I think the solution is a subjective one. When I have to design tables I look at the Java object that will represent that particular data model and go from there. You'll find a lot of frameworks (Django, CakePHP, RoR) have you develop the model and the frameworks will build the corresponding tables.
So I would suggest evaluating what functionality and data you need to store and develop your tables from that. Also look into whether the tool set you have at your disposal offers to generate the tables for you from the object structure.

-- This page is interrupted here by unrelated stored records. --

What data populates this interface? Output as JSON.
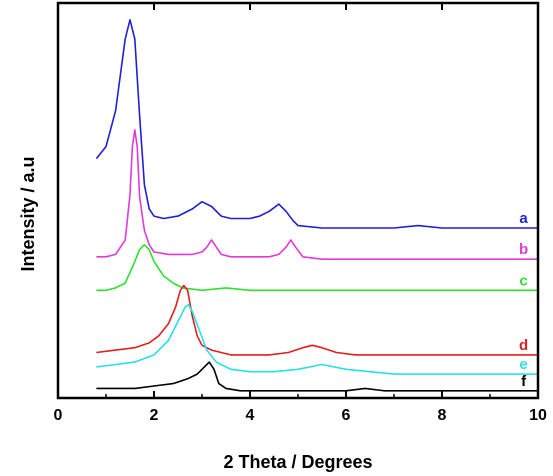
{
  "chart_data": {
    "type": "line",
    "xlabel": "2 Theta / Degrees",
    "ylabel": "Intensity / a.u",
    "xlim": [
      0,
      10
    ],
    "xticks": [
      "0",
      "2",
      "4",
      "6",
      "8",
      "10"
    ],
    "yticks_shown": false,
    "grid": false,
    "legend": "inline labels at right end of each trace",
    "series": [
      {
        "name": "a",
        "color": "#1f1fd6",
        "points": [
          [
            0.8,
            100
          ],
          [
            1.0,
            105
          ],
          [
            1.2,
            120
          ],
          [
            1.3,
            135
          ],
          [
            1.4,
            150
          ],
          [
            1.5,
            158
          ],
          [
            1.6,
            150
          ],
          [
            1.7,
            118
          ],
          [
            1.8,
            89
          ],
          [
            1.9,
            79
          ],
          [
            2.0,
            76
          ],
          [
            2.2,
            75
          ],
          [
            2.5,
            76
          ],
          [
            2.8,
            79
          ],
          [
            3.0,
            82
          ],
          [
            3.2,
            80
          ],
          [
            3.4,
            76
          ],
          [
            3.6,
            75
          ],
          [
            3.8,
            75
          ],
          [
            4.0,
            75
          ],
          [
            4.2,
            76
          ],
          [
            4.4,
            78
          ],
          [
            4.6,
            81
          ],
          [
            4.75,
            78
          ],
          [
            4.9,
            74
          ],
          [
            5.0,
            72
          ],
          [
            5.5,
            71
          ],
          [
            6.0,
            71
          ],
          [
            7.0,
            71
          ],
          [
            7.5,
            72
          ],
          [
            8.0,
            71
          ],
          [
            9.0,
            71
          ],
          [
            10.0,
            71
          ]
        ]
      },
      {
        "name": "b",
        "color": "#e23ad8",
        "points": [
          [
            0.8,
            59
          ],
          [
            1.0,
            59
          ],
          [
            1.2,
            60
          ],
          [
            1.4,
            66
          ],
          [
            1.5,
            85
          ],
          [
            1.55,
            105
          ],
          [
            1.6,
            112
          ],
          [
            1.65,
            105
          ],
          [
            1.7,
            84
          ],
          [
            1.8,
            70
          ],
          [
            1.9,
            64
          ],
          [
            2.0,
            61
          ],
          [
            2.3,
            60
          ],
          [
            2.6,
            60
          ],
          [
            2.8,
            60
          ],
          [
            3.0,
            61
          ],
          [
            3.1,
            63
          ],
          [
            3.2,
            66
          ],
          [
            3.3,
            63
          ],
          [
            3.4,
            60
          ],
          [
            3.6,
            59
          ],
          [
            4.0,
            59
          ],
          [
            4.4,
            59
          ],
          [
            4.6,
            60
          ],
          [
            4.75,
            63
          ],
          [
            4.85,
            66
          ],
          [
            4.95,
            63
          ],
          [
            5.1,
            59
          ],
          [
            5.5,
            58
          ],
          [
            6.0,
            58
          ],
          [
            7.0,
            58
          ],
          [
            8.0,
            58
          ],
          [
            9.0,
            58
          ],
          [
            10.0,
            58
          ]
        ]
      },
      {
        "name": "c",
        "color": "#2ee22e",
        "points": [
          [
            0.8,
            45
          ],
          [
            1.0,
            45
          ],
          [
            1.2,
            46
          ],
          [
            1.4,
            48
          ],
          [
            1.6,
            57
          ],
          [
            1.7,
            62
          ],
          [
            1.8,
            64
          ],
          [
            1.9,
            62
          ],
          [
            2.0,
            57
          ],
          [
            2.2,
            51
          ],
          [
            2.4,
            48
          ],
          [
            2.6,
            46
          ],
          [
            3.0,
            45
          ],
          [
            3.5,
            46
          ],
          [
            4.0,
            45
          ],
          [
            5.0,
            45
          ],
          [
            5.5,
            45
          ],
          [
            6.0,
            45
          ],
          [
            7.0,
            45
          ],
          [
            8.0,
            45
          ],
          [
            9.0,
            45
          ],
          [
            10.0,
            45
          ]
        ]
      },
      {
        "name": "d",
        "color": "#e01f1f",
        "points": [
          [
            0.8,
            19
          ],
          [
            1.2,
            20
          ],
          [
            1.6,
            21
          ],
          [
            1.9,
            23
          ],
          [
            2.1,
            26
          ],
          [
            2.3,
            31
          ],
          [
            2.45,
            38
          ],
          [
            2.55,
            45
          ],
          [
            2.62,
            47
          ],
          [
            2.7,
            45
          ],
          [
            2.8,
            34
          ],
          [
            2.9,
            26
          ],
          [
            3.0,
            22
          ],
          [
            3.2,
            20
          ],
          [
            3.6,
            18
          ],
          [
            4.0,
            18
          ],
          [
            4.4,
            18
          ],
          [
            4.8,
            19
          ],
          [
            5.1,
            21
          ],
          [
            5.3,
            22
          ],
          [
            5.5,
            21
          ],
          [
            5.8,
            19
          ],
          [
            6.2,
            18
          ],
          [
            7.0,
            18
          ],
          [
            8.0,
            18
          ],
          [
            9.0,
            18
          ],
          [
            10.0,
            18
          ]
        ]
      },
      {
        "name": "e",
        "color": "#28e0e8",
        "points": [
          [
            0.8,
            13
          ],
          [
            1.2,
            14
          ],
          [
            1.6,
            15
          ],
          [
            2.0,
            18
          ],
          [
            2.3,
            24
          ],
          [
            2.5,
            32
          ],
          [
            2.65,
            38
          ],
          [
            2.72,
            39
          ],
          [
            2.8,
            36
          ],
          [
            2.95,
            28
          ],
          [
            3.1,
            20
          ],
          [
            3.3,
            15
          ],
          [
            3.6,
            12
          ],
          [
            4.0,
            11
          ],
          [
            4.5,
            11
          ],
          [
            5.0,
            12
          ],
          [
            5.5,
            14
          ],
          [
            6.0,
            12
          ],
          [
            6.5,
            11
          ],
          [
            7.0,
            10
          ],
          [
            8.0,
            10
          ],
          [
            9.0,
            10
          ],
          [
            10.0,
            10
          ]
        ]
      },
      {
        "name": "f",
        "color": "#000000",
        "points": [
          [
            0.8,
            4
          ],
          [
            1.2,
            4
          ],
          [
            1.6,
            4
          ],
          [
            2.0,
            5
          ],
          [
            2.4,
            6
          ],
          [
            2.7,
            8
          ],
          [
            2.9,
            10
          ],
          [
            3.05,
            13
          ],
          [
            3.15,
            15
          ],
          [
            3.25,
            12
          ],
          [
            3.35,
            6
          ],
          [
            3.5,
            4
          ],
          [
            3.8,
            3
          ],
          [
            4.5,
            3
          ],
          [
            5.5,
            3
          ],
          [
            6.0,
            3
          ],
          [
            6.4,
            4
          ],
          [
            6.8,
            3
          ],
          [
            7.5,
            3
          ],
          [
            8.5,
            3
          ],
          [
            9.5,
            3
          ],
          [
            10.0,
            3
          ]
        ]
      }
    ]
  }
}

I would go for the straightforward (almost) normalized design:
CREATE TABLE lists (
listid serial,
name varchar,
ownerid int references users(userid)
)
CREATE TABLE list_items (
listid int references lists(listid),
value varchar,
date datetime
)
CREATE TABLE permissions (
permissionid serial,
description varchar,
)
CREATE TABLE list_permissions (
listid int references lists(listid),
permissionid int references permissions(permissionid)
userid int references users(userid)
)
CREATE TABLE users (
userid serial,
name varchar
)
Which indexes to create would depend on what are the actual most used queries and how are they performing. For instance, if you query a lot on the lists and list_items (likely) you'd want an index on listid and on name, if you'll be searching by name.
Just some ideas. Hope they're helpful.
I'd try not to lock yourself in if you're still trying to see what works.
Just from your description, you'd want a table for your users' information, as well as:
tbl_lists:
ID_list (primary key)
UserID (foreign key to list owner)
ListName
tbl_listItems:
ID_listItem (primary key)
ListID (foreign key to list)
ItemDescription
tbl_permissions:
ID_permission (primary key)
ListID
UserID (foreign key to user you're granting permission to)
PermissionTypeID (what kind of permission)
tbl_permissionTypes:
ID_permissionType (primary key)
Description ("can view", "can edit", etc.)
The more flexible you can make things while you're designing, the better. You can optimize later.
If you want to keep things very simple and are not too concerned with normalizing. You could create one big table that stores the main object your webapp is based around, ex: lists, and have other smaller supporting tables link to the big table, ex: tbl_listType, tbl_permission, tbl_list_items).
Then when you write queries, you almost certainly include the main table and you can link in other supporting tables for more granular details.